ET LE COMPAGNONNAGE ?, par Jean-Paul Vignal

Billet invité.

La précarisation de l’emploi, qu’on l’appelle flexisécurité ou travail indépendant, est une conséquence logique et inévitable de l’évolution du travail lui-même. Au fur et à mesure que les taches répétitives, qu’elles soient physiques ou intellectuelles, peuvent être assurées par des machines de plus en plus intelligentes et adaptables, les employeurs ont logiquement tendance à faire de l’emploi salarié une variable d’ajustement qui leur permet de s’adapter au mieux aux variations de la demande.

Cette précarisation n’est bien sûr pas un progrès pour ceux qui la subissent. Elle ne peut éventuellement le devenir que lorsqu’elle est assortie de solides dispositifs d’assistance qui permettent à ceux qui sont momentanément exclus de ne pas être aussi exclu de la société en leur garantissant un minimum vital décent (accès a la nourriture, au logement, à la santé, a l’éducation pour leurs enfants, etc.). Le modèle existe déjà sous diverses formes dans des cas très limités, tels que les grands corps de l’État ou, dans un genre moins luxueux, le statut des intermittents du spectacle, ou celui des saisonniers agricoles.
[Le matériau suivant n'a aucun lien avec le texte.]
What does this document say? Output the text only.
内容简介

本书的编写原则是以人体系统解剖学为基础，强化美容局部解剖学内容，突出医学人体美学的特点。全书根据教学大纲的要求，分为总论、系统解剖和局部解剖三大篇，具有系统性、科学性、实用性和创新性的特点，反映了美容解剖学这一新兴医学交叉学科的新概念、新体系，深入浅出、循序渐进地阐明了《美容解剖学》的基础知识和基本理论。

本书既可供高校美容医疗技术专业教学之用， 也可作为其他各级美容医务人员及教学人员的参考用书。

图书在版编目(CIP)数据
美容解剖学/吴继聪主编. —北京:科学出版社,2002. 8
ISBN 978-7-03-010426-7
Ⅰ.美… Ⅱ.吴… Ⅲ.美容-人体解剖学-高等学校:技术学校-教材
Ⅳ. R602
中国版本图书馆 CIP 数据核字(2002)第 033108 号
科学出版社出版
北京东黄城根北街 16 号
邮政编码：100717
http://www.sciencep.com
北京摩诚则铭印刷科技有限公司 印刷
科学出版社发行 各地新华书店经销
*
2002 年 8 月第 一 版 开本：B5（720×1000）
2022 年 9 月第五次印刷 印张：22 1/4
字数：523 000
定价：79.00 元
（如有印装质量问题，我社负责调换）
Il me semble toutefois que considérer l’entreprise privée comme la source privilégiée de travail et donc de revenu est très réducteur, et a l’inconvénient majeur d’empêcher d’imaginer les solutions qui pourraient permettre de redonner un véritable pouvoir de négociation aux « travailleurs ». Ajoutée aux ravages de l’optimisation fiscale et sociale au niveau mondial, l’évolution du syndicalisme vers la cogestion presque partout dans le monde, – qu’elle soit légale et officielle ou secrète et officieuse sous forme de corruption, a en effet définitivement modifié le rapport de force entre capital et travail en faveur du capital, et contraint le travail à inventer d’autres outils de négociation.

Le chantage à la consommation, quand il est possible, en est bien un en effet et qui ne doit pas être négligé. Il est bien sûr à double tranchant, car moins de consommation, c’est, comme on le voit tous les jours, nécessairement moins de travail et aussi moins d’impôts pour alimenter les systèmes de répartition. Mais l’essentiel doit venir d’une organisation différente des offreurs de travail.

Une des pistes possibles serait de créer des coopératives de travail temporaires, si possible spécialisées par territoire et par métier. On peut y voir une renaissance douteuse du compagnonnage, mais après tout pourquoi pas ; le compagnonnage, c’était avant tout la garantie d’une formation au travail par le travail, et la garantie d’une solidarité sans faille, qui procurait travail, gîte et couvert à ses membres sur l’ensemble du territoire. De telles organisations, fondées sur la compétence et la solidarité de leurs membres, auraient sans doute une bien meilleure pugnacité et bien davantage d’imagination que des syndicats de plus en plus fossilisés dans l’exercice d’un dialogue responsable avec des employeurs qui n’ont aucun respect pour les conditions de vie de leurs employés.

Une autre piste de réflexion rendue possible par cette rénovation du compagnonnage serait de remplacer quand c’est possible les entreprises par des projets. Une source d’inspiration possible est celui de la construction des Cathédrales, mais les grandes expéditions des XVe et XVIe siècles sont un autre exemple.

Il y avait un maître d’oeuvre, et le plus souvent un architecte ou un capitaine, pour promouvoir le projet et en assurer le financement et la cohérence mais il n’y avait pas de méga-entreprise de génie civil pour la construction, simplement une multitude de sous-traitants contribuant chacun en fonction de leurs talent et de leurs moyens.

Les progrès étonnants des techniques de collecte, de traitement et de diffusion de l’information permettraient sans doute aujourd’hui de redonner vie à cette forme d’organisation du travail, et de lui garantir une souplesse et une efficacité que peut très difficilement atteindre une méga-organisation hiérarchisée. De telles évolutions impliquent toutes que les offreurs de travail ne considèrent plus le lien d’asservissement à l’employeur comme fatal et s’y soumettent passivement.

L’aide de l’État peut être précieuse, en apportant les dispositifs de sécurité suffisamment solides pour permettre une survie décente en cas de problème. Mais elle ne remplacera jamais la volonté individuelle de reprendre en main collectivement sa destinée.